Viewed alternately as a genre, mode, or convention in poetry (as well as in literature generally, art, and music), the pastoral tradition refers to a lineage of creative works that idealize rural life and landscapes, while the term pastoral refers to individual poems or other works in the tradition.

History of the Pastoral Tradition

The pastoral tradition can be traced back to Hesiod, a Greek oral poet active between 750 and 650 BC, roughly the same time as Homer. His most famous poem, Works and Days, is part farmer’s almanac and part didactic exploration of the nature of human labor. Following Hesiod, the first written examples of pastoral literature are commonly attributed to the Hellenistic Greek poet Theocritus, who in the third century BC wrote Idylls, short poems describing rustic life. The term idyll means “little scenes” or “vignettes.”

In 38 BC, the Roman poet Virgil famously published his Eclogues (also called the Bucolics) in Latin. His second great work, the Georgics, was modeled after Hesiod and praise the experiences of farm life.

In Virgil’s First Georgic, the speaker is instructive, describing how the work is done:

The time has come for my groaning ox to drag
My heavy plow across the fields, so that
The plow blade shines as the furrow rubs
   against it.
Not till the earth has been twice plowed, so twice
Exposed to sun and twice to coolness will
It yield what the farmer prays for...

During the Italian Renaissance several poets imitated Virgil, including Dante, Petrarch, and Boccaccio, followed by Bernardo Tasso, Luigi Tansillo, and Giambattista Marino. These later poets wrote examples of the pastoral lyric, shorter poems describing beautiful rural landscapes (or locus amoenus, “Latin for "beautiful place”) and depicting the country as a setting of innocence.

The conventions of the pastoral genre were established by sophisticated urban poets whose beautific portrayals of rural life perpetuated fantasies and misconceptions about the rural lifestyle. Descriptions of undemanding rustic chores, such as watching over sheep from atop a sunny hill, functioned for some poets as critiques of city or court life. The seemingly perfect leisure of outdoor solitude also embodies erotic fantasies, as shepherds are portrayed chasing after pretty young girls, abandoning their responsibilities.
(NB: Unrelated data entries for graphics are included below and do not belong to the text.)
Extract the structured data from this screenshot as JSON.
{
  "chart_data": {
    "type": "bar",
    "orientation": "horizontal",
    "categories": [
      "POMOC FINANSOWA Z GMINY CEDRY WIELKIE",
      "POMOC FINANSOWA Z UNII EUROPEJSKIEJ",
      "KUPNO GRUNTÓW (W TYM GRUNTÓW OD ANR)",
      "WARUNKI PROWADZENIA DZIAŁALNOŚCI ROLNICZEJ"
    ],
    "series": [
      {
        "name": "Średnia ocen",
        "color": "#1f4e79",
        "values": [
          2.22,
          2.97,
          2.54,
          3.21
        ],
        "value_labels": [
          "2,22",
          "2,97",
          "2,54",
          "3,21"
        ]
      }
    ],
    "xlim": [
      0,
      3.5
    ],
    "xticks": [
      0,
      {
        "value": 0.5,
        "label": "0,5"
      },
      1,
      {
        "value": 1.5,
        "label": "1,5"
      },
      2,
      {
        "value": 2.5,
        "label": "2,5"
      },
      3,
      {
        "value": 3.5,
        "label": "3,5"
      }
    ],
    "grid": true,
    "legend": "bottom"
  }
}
The earliest examples of the pastoral style in English appeared in the late Renaissance period. A collection titled Eclogues by Alexander Barclay was published in the early sixteenth century, but the pastoral mode in English was established later, when Edmund Spenser published his debut work, The Shepheardes Calender. The collection inspired countless pastoral verse deep into the seventeenth century. Imitated by Michael Drayton (The Shepherd’s Garland), William Browne (Britannia’s Pastorals), and later by Alexander Pope (Pastorals), Spenser’s Calendar also proceeded the country house poems of Ben Jonson, Robert Herrick, and others, which describe the landscapes on which estates and manors of wealthy families were founded.

One of the most well-known love poems in the English language, “The Passionate Shepherd to His Love” by Christopher Marlowe, is a pastoral. Throughout the poem, the speaker describes the beauty of the landscape as a means for wooing his love interest:

A belt of straw and ivy buds,
With coral clasps and amber studs:
And if these pleasures may thee move,
Come live with me, and be my love.

Published in 1599, six years after Marlowe’s death, the poem inspired popular “anti-pastoral” works, most famously “The Nymph’s Reply to the Shepherd” (1600) by Sir Walter Raleigh. Other poems countering the tradition include Sir Philip Sidney’s “The Twenty-Third Psalm” and “The Nightingale.”

Another sub-genre of pastoral poetry is the pastoral elegy, in which a poet, in the form of a shepherd, mourns the death of a friend. The most famous pastoral elegy is John Milton’s Lycidas, written on the death of Edward King, a respected colleague at Cambridge University. Other examples include Thomas Gray’s “Elegy on a Country Churchyard” (1750), Shelley’s Adonais, and Matthew Arnold’s Thyrsis.